2,4-D resistance could limit herbicide future usefulness

Even as crops resistant to 2,4-D herbicide are being developed, populations of weeds are also developing a resistance. A 2,4-D–resistant variety of the waterhemp weed has been found, and its spread could lessen the impact of an herbicide widely used in grassland and crop production.

Despite worldwide use of 2,4-D since the 1940s, only 17 weeds were previously known to be resistant to it.

The journal Weed Science reports the discovery of 2,4-D–resistant waterhemp by a grower in Nebraska. Although scarce 30 years ago, waterhemp is now a major problem for crop production in the midwestern United States.

This is the sixth mechanism-of-action herbicide group to which waterhemp has developed resistance.

After 10 years of treatment with 2,4-D, waterhemp was no longer effectively controlled in a Nebraska native-grass seed production field.

The highest doses of 2,4-D that were used in an on-site field study, 33 lb ai/A, were insufficient to control 50 percent of the waterhemp population.

Researchers gathered waterhemp seeds from this field and performed greenhouse testing against a susceptible waterhemp variety.

Twenty-eight days after treatment with the herbicide, visual observation and dry weight values showed a 10-fold resistance in the affected sample. Researchers also found a reduced sensitivity to the herbicide dicamba.
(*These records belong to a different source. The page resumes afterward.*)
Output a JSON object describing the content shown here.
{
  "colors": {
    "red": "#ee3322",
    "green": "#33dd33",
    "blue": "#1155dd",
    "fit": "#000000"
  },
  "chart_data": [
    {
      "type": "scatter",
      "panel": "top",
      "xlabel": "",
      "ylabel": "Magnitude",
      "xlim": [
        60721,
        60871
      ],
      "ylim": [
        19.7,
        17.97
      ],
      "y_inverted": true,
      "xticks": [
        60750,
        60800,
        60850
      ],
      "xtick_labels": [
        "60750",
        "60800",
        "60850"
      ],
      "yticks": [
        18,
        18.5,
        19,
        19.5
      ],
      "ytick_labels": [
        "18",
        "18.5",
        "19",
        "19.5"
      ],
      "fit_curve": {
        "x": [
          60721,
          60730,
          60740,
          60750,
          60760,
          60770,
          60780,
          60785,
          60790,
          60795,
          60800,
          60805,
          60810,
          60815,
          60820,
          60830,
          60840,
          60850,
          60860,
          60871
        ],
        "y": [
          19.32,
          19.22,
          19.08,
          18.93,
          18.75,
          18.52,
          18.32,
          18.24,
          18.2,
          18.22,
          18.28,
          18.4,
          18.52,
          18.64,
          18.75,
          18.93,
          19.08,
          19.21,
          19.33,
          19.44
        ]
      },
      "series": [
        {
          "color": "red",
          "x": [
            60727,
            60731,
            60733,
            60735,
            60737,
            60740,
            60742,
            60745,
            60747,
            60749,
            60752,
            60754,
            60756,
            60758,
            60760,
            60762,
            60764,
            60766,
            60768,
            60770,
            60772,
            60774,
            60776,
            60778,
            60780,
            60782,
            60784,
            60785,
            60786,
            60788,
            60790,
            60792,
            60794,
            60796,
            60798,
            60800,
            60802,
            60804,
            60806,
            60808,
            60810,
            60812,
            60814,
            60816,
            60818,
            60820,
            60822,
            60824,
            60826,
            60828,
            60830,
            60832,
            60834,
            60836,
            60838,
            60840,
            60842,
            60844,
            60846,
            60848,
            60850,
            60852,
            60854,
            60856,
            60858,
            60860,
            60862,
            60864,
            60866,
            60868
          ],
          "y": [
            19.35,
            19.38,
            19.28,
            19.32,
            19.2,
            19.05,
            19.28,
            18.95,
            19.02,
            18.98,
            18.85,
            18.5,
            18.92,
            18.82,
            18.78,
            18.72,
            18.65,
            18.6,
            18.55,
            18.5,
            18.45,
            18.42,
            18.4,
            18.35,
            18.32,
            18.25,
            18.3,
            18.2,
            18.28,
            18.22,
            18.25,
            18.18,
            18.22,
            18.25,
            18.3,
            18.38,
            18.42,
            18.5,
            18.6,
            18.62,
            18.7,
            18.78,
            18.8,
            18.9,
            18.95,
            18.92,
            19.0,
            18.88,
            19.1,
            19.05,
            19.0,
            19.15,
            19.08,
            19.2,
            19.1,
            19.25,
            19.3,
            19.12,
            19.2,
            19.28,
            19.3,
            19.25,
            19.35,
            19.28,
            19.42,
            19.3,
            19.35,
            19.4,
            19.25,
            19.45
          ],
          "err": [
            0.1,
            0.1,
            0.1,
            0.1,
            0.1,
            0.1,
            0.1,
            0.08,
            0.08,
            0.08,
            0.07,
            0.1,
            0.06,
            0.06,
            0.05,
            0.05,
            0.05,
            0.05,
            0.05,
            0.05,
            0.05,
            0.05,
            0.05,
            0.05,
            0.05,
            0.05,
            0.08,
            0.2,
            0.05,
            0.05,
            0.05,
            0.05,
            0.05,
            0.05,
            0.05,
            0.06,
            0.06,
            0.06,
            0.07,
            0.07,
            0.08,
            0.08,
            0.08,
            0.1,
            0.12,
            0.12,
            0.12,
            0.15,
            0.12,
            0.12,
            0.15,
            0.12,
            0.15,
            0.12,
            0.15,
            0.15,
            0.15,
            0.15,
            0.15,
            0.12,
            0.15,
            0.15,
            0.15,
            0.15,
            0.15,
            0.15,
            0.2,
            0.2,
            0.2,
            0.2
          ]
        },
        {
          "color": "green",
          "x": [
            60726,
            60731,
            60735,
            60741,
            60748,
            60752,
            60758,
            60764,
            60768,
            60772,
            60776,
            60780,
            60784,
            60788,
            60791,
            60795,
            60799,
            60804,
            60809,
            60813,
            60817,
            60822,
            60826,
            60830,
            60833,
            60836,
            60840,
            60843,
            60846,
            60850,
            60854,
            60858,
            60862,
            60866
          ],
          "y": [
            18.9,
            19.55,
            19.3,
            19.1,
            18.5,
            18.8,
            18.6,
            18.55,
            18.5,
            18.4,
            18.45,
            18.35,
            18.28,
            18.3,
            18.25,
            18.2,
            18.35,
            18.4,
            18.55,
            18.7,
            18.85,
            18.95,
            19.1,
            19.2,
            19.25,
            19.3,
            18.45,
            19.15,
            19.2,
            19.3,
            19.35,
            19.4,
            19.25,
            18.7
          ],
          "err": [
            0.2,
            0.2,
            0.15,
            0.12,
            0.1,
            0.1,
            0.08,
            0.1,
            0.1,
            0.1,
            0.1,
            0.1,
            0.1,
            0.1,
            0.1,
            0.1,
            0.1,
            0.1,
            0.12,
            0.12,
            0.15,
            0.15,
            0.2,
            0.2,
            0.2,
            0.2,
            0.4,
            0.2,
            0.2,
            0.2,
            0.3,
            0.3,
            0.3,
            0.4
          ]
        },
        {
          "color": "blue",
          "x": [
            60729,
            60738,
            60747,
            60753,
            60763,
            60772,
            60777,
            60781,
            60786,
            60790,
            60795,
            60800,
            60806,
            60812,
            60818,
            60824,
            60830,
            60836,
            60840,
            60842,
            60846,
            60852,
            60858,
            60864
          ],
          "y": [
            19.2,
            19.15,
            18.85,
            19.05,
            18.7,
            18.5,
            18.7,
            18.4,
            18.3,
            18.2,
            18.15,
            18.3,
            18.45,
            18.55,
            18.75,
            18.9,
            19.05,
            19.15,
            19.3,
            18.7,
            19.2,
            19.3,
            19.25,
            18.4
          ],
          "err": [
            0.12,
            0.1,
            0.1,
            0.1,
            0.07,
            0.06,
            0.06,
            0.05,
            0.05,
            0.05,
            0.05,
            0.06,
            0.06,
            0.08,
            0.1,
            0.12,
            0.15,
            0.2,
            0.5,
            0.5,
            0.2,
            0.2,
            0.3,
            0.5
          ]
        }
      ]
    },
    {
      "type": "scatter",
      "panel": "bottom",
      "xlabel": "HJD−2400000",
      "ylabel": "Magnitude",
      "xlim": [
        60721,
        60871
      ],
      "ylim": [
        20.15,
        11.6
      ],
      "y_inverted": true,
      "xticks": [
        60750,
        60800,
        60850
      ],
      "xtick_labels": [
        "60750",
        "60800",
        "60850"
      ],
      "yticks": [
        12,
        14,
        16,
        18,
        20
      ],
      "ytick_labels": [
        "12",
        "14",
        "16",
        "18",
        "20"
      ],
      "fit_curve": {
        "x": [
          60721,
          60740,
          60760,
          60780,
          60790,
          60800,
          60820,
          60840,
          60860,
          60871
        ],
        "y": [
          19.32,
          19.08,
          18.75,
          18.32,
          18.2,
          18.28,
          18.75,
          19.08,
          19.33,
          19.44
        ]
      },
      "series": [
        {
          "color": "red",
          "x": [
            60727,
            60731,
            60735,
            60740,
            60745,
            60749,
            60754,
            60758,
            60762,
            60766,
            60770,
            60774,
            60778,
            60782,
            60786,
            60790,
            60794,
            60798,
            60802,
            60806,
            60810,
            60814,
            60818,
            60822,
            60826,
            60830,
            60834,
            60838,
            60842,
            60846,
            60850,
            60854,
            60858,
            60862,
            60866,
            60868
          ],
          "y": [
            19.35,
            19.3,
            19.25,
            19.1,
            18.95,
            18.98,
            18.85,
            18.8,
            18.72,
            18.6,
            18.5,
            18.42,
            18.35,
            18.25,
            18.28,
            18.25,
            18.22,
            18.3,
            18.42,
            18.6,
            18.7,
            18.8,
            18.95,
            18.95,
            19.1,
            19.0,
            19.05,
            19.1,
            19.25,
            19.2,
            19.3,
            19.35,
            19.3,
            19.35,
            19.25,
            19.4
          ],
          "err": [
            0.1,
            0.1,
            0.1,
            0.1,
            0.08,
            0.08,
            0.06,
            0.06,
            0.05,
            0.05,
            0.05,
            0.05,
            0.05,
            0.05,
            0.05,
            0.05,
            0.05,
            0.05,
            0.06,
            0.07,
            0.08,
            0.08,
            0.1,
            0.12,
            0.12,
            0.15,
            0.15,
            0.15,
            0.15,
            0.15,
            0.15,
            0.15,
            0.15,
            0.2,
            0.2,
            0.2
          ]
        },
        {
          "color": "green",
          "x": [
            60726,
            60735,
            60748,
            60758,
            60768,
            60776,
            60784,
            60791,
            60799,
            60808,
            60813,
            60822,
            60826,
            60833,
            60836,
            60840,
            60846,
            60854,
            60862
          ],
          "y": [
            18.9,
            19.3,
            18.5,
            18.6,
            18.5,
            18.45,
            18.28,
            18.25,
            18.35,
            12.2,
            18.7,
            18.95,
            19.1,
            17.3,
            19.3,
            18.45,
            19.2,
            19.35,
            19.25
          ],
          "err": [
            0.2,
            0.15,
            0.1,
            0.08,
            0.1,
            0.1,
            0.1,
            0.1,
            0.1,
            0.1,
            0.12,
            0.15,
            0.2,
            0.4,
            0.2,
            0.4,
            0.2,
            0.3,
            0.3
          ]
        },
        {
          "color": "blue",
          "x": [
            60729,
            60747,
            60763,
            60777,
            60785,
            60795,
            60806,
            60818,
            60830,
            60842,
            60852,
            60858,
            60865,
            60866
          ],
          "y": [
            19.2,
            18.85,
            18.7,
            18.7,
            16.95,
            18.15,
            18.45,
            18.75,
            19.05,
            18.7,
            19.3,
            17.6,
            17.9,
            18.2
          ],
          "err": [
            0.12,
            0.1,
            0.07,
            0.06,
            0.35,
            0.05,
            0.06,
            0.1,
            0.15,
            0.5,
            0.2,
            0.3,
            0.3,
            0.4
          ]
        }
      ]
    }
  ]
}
Corn, soybeans, and cotton resistant to 2,4-D are under development; some are already under USDA consideration for nonregulated status. While an engineered crop offers easier treatment of weeds, this biotechnology will bring about an increase in the use of the 2,4-D herbicide. The authors warn that this new biotechnology must come with proper stewardship to retain the effectiveness of this herbicide.

Comments

16-08-2012 11:43 AM | Posted by Dairy Maid
This is a treadmill that the US needs to get off and one that Europe needs to permanently avoid getting on.
The development of 2,4-D resistant crops is a last ditch attempt to save an outdated technology because Roundup Ready and Glufosinate Ready crops are no longer effective. With over 20 species of weeds now resistant to these herbicides via 2 or more modes of resistance, the evolutionary arms race that biotech is waging with plant evolution is a failing one.
The environment suffers as a consequence of persistent dousing with these chemicals, and food crops are increasingly contaminated.
2,4-D and Dicamba are even more prone to drift onto neighbouring crops and habitats than Roundup is, which will cause bad feeling between farmers, not to mention the economic and environmental damage caused by this process.
Why on earth would you by into a failing technology like GM?
20-08-2012 13:22 PM | Posted by Oliver Dowding
I'm very much with the Dairy Maid response.

For how much longer will the technology corporations (it's hard to call them seed companies) insist on spending $billions on GM technology? Just imagine what we could have done with conventional breeding if the same amount of money and energy had been invested in that line?

In the midst of all this, we hear nothing from our leadership within the farm organisations about how they view this emerging resistance. They seem hell-bent on doing everything possible to support the technology which now is becoming increasingly questionable. To some of us it always has been. I can be absolutely certain that it's never going to be the linchpin that will deliver an equitable and sufficient food supply for all.